08 · Prepare translation stories
Show failed experiments, implementation decisions, and research-to-production impact.
09 · Simulate the loop
Run ML implementation, systems, research depth, breadth, and project rounds.
Domain supplements
A domain supplement changes examples and technical depth. It does not replace ML implementation, project evidence, behavioral judgment, or the actual round formats.
LLM and agents
- LLM evals and failure taxonomy
- RAG versus fine-tuning decisions
- Inference workload and cost
- Agent reliability and tool-use evaluation
Evaluate an LLM application · Evaluate an agent · Reduce inference cost
Recommendations and search
- Candidate generation and ranking
- Offline ranking metrics and position bias
- Exploration and feedback loops
- Cold start and ecosystem health
ML platform and infrastructure
- Training and serving workload models
- Distributed communication and memory
- Feature/data reliability
- Monitoring, fallback, and cost ownership
General product ML
- Problem framing and baseline
- Experiment and metric hierarchy
- Delayed labels and feedback
- Cross-functional decision evidence
Choose product metrics · Design an A/B test · Fraud detection
Research and modeling
- Hypothesis and discriminating evidence
- Matched baselines and compute
- Ablations and alternative explanations
- Derivations and boundary conditions
Design an ablation · Critique a paper · Derive logistic regression
Specialist-domain boundary
The core library is deepest in LLMs, recommendations, general ML, training, and systems. For specialized CV, speech, or RL loops, use the concept collections below for foundations, but obtain a domain-specific paper/project mock from someone current in that field.

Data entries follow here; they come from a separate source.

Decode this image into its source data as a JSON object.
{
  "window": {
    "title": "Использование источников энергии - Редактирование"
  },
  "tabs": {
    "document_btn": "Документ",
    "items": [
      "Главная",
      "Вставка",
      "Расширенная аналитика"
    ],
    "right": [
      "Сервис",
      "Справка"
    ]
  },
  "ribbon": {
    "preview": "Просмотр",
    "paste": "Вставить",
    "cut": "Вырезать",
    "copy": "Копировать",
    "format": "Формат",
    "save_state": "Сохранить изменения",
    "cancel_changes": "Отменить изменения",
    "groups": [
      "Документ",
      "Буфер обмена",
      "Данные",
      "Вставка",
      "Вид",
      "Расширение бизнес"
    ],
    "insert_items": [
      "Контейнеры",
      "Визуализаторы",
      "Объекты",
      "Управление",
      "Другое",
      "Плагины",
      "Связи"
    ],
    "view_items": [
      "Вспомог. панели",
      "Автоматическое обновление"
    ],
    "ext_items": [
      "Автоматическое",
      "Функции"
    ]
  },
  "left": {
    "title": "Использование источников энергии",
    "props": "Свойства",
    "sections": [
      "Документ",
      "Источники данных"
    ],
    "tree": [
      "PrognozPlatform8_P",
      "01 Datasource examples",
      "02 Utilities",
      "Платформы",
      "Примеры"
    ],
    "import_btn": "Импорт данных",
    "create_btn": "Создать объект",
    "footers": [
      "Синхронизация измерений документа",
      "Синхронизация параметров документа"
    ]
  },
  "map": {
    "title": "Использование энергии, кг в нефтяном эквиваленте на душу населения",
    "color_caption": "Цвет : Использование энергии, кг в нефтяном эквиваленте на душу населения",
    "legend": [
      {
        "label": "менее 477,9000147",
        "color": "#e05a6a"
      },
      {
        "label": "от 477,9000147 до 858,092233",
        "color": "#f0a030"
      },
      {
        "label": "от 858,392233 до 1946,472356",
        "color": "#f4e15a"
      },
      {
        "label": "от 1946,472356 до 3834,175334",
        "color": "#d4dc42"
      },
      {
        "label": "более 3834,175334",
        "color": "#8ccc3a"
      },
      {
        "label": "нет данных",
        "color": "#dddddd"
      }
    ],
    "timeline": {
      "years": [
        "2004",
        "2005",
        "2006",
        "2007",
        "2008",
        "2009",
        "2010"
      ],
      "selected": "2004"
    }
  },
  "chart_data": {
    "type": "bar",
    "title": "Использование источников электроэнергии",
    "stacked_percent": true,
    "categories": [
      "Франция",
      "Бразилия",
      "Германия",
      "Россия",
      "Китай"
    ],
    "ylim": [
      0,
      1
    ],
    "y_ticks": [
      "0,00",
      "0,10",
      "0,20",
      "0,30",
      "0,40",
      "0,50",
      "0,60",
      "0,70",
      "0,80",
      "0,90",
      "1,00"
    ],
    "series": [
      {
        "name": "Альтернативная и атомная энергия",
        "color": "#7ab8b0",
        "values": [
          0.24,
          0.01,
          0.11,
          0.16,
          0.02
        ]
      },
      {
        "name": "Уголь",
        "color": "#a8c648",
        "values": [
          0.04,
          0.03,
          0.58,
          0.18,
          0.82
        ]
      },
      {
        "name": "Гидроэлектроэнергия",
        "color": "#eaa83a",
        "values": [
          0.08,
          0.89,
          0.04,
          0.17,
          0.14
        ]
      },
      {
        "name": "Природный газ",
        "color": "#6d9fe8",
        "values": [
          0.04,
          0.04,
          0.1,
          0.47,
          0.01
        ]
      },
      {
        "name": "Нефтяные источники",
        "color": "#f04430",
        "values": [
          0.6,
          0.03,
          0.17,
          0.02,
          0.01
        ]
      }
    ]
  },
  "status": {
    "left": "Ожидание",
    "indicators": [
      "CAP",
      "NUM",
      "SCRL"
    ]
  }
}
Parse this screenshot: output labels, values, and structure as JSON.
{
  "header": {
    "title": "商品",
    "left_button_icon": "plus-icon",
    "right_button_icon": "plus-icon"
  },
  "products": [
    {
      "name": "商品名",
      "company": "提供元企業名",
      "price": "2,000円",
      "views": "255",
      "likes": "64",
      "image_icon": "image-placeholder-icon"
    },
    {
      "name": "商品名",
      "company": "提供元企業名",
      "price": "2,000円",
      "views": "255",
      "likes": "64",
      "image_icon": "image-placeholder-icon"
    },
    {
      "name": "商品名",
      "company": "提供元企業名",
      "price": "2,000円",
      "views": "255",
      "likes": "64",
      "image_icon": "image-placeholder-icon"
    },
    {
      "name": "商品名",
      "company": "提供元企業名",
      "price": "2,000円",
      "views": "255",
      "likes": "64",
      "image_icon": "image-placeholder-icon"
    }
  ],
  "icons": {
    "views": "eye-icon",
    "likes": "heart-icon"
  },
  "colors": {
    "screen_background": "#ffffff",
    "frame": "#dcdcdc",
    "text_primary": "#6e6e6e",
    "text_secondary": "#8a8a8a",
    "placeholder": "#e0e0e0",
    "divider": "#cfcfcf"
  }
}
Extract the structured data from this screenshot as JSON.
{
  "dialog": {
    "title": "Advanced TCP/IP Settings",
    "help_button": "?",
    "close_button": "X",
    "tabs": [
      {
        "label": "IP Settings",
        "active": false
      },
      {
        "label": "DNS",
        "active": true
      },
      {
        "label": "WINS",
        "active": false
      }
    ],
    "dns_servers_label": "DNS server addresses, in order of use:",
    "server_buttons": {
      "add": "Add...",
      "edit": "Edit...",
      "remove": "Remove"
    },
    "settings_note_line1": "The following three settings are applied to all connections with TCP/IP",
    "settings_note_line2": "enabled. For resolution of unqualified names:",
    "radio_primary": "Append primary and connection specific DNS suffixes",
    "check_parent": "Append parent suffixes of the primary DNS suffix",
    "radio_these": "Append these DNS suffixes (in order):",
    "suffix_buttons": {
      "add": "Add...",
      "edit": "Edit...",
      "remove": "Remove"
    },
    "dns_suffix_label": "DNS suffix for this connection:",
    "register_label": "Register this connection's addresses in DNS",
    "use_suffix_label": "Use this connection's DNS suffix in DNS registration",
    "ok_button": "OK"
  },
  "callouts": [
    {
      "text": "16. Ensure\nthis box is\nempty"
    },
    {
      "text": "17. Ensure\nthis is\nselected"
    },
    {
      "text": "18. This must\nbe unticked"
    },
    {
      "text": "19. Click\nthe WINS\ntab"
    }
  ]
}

What the core library does not yet cover deeply
This site does not attempt to replace general algorithms or SQL interview preparation. The implementation questions stay here only when the task is fundamentally about ML: attention, training-loop diagnosis, memory-bounded retrieval, or mergeable evaluation metrics. Use external, current material for general data structures, framework internals, streaming-data infrastructure, privacy/compliance implementation, advanced causal inference, or a specialist research frontier.
How to use the sequence
Do not merely read from 01 to 09. Attempt each linked question first, diagnose with its round-specific rubric, schedule retries, and move forward while due items continue in parallel. Run the simulation only after every expected round has a baseline.